Identifying the Source
Starting the investigative process off right is crucial if you want to solve your problems with EMI effectively. First, you’ll need to gather the necessary information. Determine the devices that the interference is affecting and meet with everyone who operates said devices. The operators can provide you with better insight on the issue—they might even have a few guesses as to what’s causing the EMI.
Next, you’ll need to determine the source. Pay attention to the frequency of the issue. If it’s a sporadic occurrence, look to equipment that gets less frequent use. If it’s periodic or has a noticeable pattern to it, the culprit could be a device that the hospital uses more often. The most common culprits of EMI include but aren’t limited to:
- Radio sources
- Power disturbances
- Electrostatic discharge
When necessary, you can conduct a power quality audit to analyze the efficiency of your systems.

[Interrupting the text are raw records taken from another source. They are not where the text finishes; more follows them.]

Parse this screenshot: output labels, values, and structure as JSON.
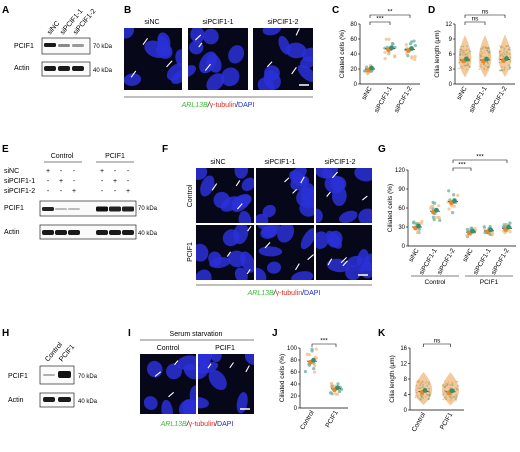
{
  "colors": {
    "nucleus": "#2a30d8",
    "background": "#07071a",
    "cilia": "#ffffff",
    "orange": "#e8862a",
    "green": "#3a8f6b",
    "teal": "#6fb3a8",
    "light_orange": "#f2c08a",
    "arl13b": "#3db83a",
    "gtubulin": "#d8281e",
    "dapi": "#1c2bd6"
  },
  "panels": {
    "A": {
      "letter": "A",
      "lanes": [
        "siNC",
        "siPCIF1-1",
        "siPCIF1-2"
      ],
      "rows": [
        {
          "label": "PCIF1",
          "marker": "70 kDa"
        },
        {
          "label": "Actin",
          "marker": "40 kDa"
        }
      ]
    },
    "B": {
      "letter": "B",
      "images": [
        "siNC",
        "siPCIF1-1",
        "siPCIF1-2"
      ],
      "stain": {
        "a": "ARL13B",
        "b": "γ-tubulin",
        "c": "DAPI"
      }
    },
    "C": {
      "letter": "C",
      "ylabel": "Ciliated cells (%)",
      "yticks": [
        "0",
        "20",
        "40",
        "60",
        "80"
      ],
      "categories": [
        "siNC",
        "siPCIF1-1",
        "siPCIF1-2"
      ],
      "sig": [
        "***",
        "**"
      ]
    },
    "D": {
      "letter": "D",
      "ylabel": "Cilia length (μm)",
      "yticks": [
        "0",
        "3",
        "6",
        "9",
        "12"
      ],
      "categories": [
        "siNC",
        "siPCIF1-1",
        "siPCIF1-2"
      ],
      "sig": [
        "ns",
        "ns"
      ]
    },
    "E": {
      "letter": "E",
      "groups": [
        "Control",
        "PCIF1"
      ],
      "rows": [
        {
          "label": "siNC",
          "signs": [
            "+",
            "-",
            "-",
            "+",
            "-",
            "-"
          ]
        },
        {
          "label": "siPCIF1-1",
          "signs": [
            "-",
            "+",
            "-",
            "-",
            "+",
            "-"
          ]
        },
        {
          "label": "siPCIF1-2",
          "signs": [
            "-",
            "-",
            "+",
            "-",
            "-",
            "+"
          ]
        }
      ],
      "blots": [
        {
          "label": "PCIF1",
          "marker": "70 kDa"
        },
        {
          "label": "Actin",
          "marker": "40 kDa"
        }
      ]
    },
    "F": {
      "letter": "F",
      "cols": [
        "siNC",
        "siPCIF1-1",
        "siPCIF1-2"
      ],
      "rows": [
        "Control",
        "PCIF1"
      ],
      "stain": {
        "a": "ARL13B",
        "b": "γ-tubulin",
        "c": "DAPI"
      }
    },
    "G": {
      "letter": "G",
      "ylabel": "Ciliated cells (%)",
      "yticks": [
        "0",
        "30",
        "60",
        "90",
        "120"
      ],
      "categories": [
        "siNC",
        "siPCIF1-1",
        "siPCIF1-2",
        "siNC",
        "siPCIF1-1",
        "siPCIF1-2"
      ],
      "groups": [
        "Control",
        "PCIF1"
      ],
      "sig": [
        "***",
        "***"
      ]
    },
    "H": {
      "letter": "H",
      "lanes": [
        "Control",
        "PCIF1"
      ],
      "rows": [
        {
          "label": "PCIF1",
          "marker": "70 kDa"
        },
        {
          "label": "Actin",
          "marker": "40 kDa"
        }
      ]
    },
    "I": {
      "letter": "I",
      "title": "Serum starvation",
      "cols": [
        "Control",
        "PCIF1"
      ],
      "stain": {
        "a": "ARL13B",
        "b": "γ-tubulin",
        "c": "DAPI"
      }
    },
    "J": {
      "letter": "J",
      "ylabel": "Ciliated cells (%)",
      "yticks": [
        "0",
        "20",
        "40",
        "60",
        "80",
        "100"
      ],
      "categories": [
        "Control",
        "PCIF1"
      ],
      "sig": [
        "***"
      ]
    },
    "K": {
      "letter": "K",
      "ylabel": "Cilia length (μm)",
      "yticks": [
        "0",
        "4",
        "8",
        "12",
        "16"
      ],
      "categories": [
        "Control",
        "PCIF1"
      ],
      "sig": [
        "ns"
      ]
    }
  },
  "chart_data": [
    {
      "panel": "C",
      "type": "scatter",
      "categories": [
        "siNC",
        "siPCIF1-1",
        "siPCIF1-2"
      ],
      "ylabel": "Ciliated cells (%)",
      "ylim": [
        0,
        80
      ],
      "means": [
        20,
        47,
        46
      ]
    },
    {
      "panel": "D",
      "type": "scatter",
      "categories": [
        "siNC",
        "siPCIF1-1",
        "siPCIF1-2"
      ],
      "ylabel": "Cilia length (μm)",
      "ylim": [
        0,
        12
      ],
      "means": [
        4.8,
        4.8,
        4.9
      ]
    },
    {
      "panel": "G",
      "type": "scatter",
      "categories": [
        "siNC",
        "siPCIF1-1",
        "siPCIF1-2",
        "siNC",
        "siPCIF1-1",
        "siPCIF1-2"
      ],
      "ylabel": "Ciliated cells (%)",
      "ylim": [
        0,
        120
      ],
      "means": [
        30,
        55,
        70,
        22,
        24,
        28
      ]
    },
    {
      "panel": "J",
      "type": "scatter",
      "categories": [
        "Control",
        "PCIF1"
      ],
      "ylabel": "Ciliated cells (%)",
      "ylim": [
        0,
        100
      ],
      "means": [
        78,
        32
      ]
    },
    {
      "panel": "K",
      "type": "scatter",
      "categories": [
        "Control",
        "PCIF1"
      ],
      "ylabel": "Cilia length (μm)",
      "ylim": [
        0,
        16
      ],
      "means": [
        4.8,
        4.7
      ]
    }
  ]
}
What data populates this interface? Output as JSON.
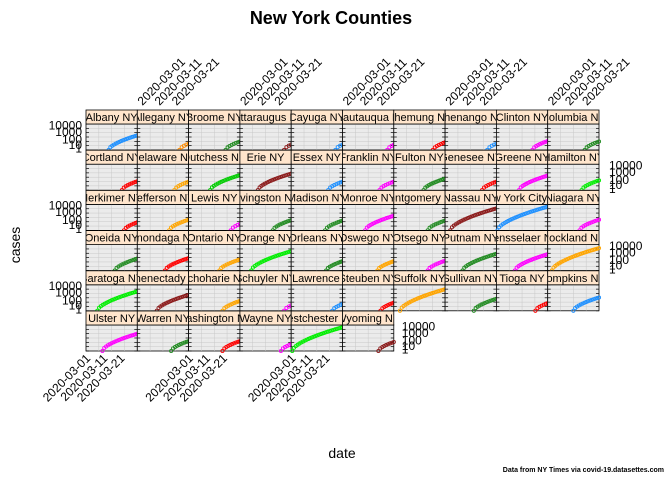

Test the Source and Analyze Your Data
Another tip for how to troubleshoot problems with EMI is to test the possible source once you identify it. Some of the parameters you should measure and analyze are the EMI’s frequency, amplitude, time, impedance, and dimensions. By studying these details, you’ll be able to understand the interference and why the source is producing it. You’ll also need to determine the exact nature of your interference issues. There are four main possibilities: emissions, immunity or susceptibility, radiated EMI, and conducted EMI. Out of these, emissions are the most common reason for EMI test failure.
Modify the Current System
Now that you’ve identified both the source and nature of your interference problems, you’ll need to determine the best method of solving it. As you’re deciding how to fix these issues, consider factors like affected equipment and the electromagnetic environment, along with safety, installation, overall cost, maintenance, and the effectiveness of the potential solution. Before you commit to an outside solution, you can attempt to reduce or eliminate the EMI on your own. Some quick, easy solutions you can try include fixing any cables, the enclosure field, or the device’s circuit board.
If you can’t solve the problem through troubleshooting or simple fixes, you might need to turn to other methods. More permanent solutions to EMI include filtering, grounding, or applying shielding compounds to your devices. Once your fixes are in place, you can test your devices to make sure that you’re no longer experiencing noticeable amounts of interference.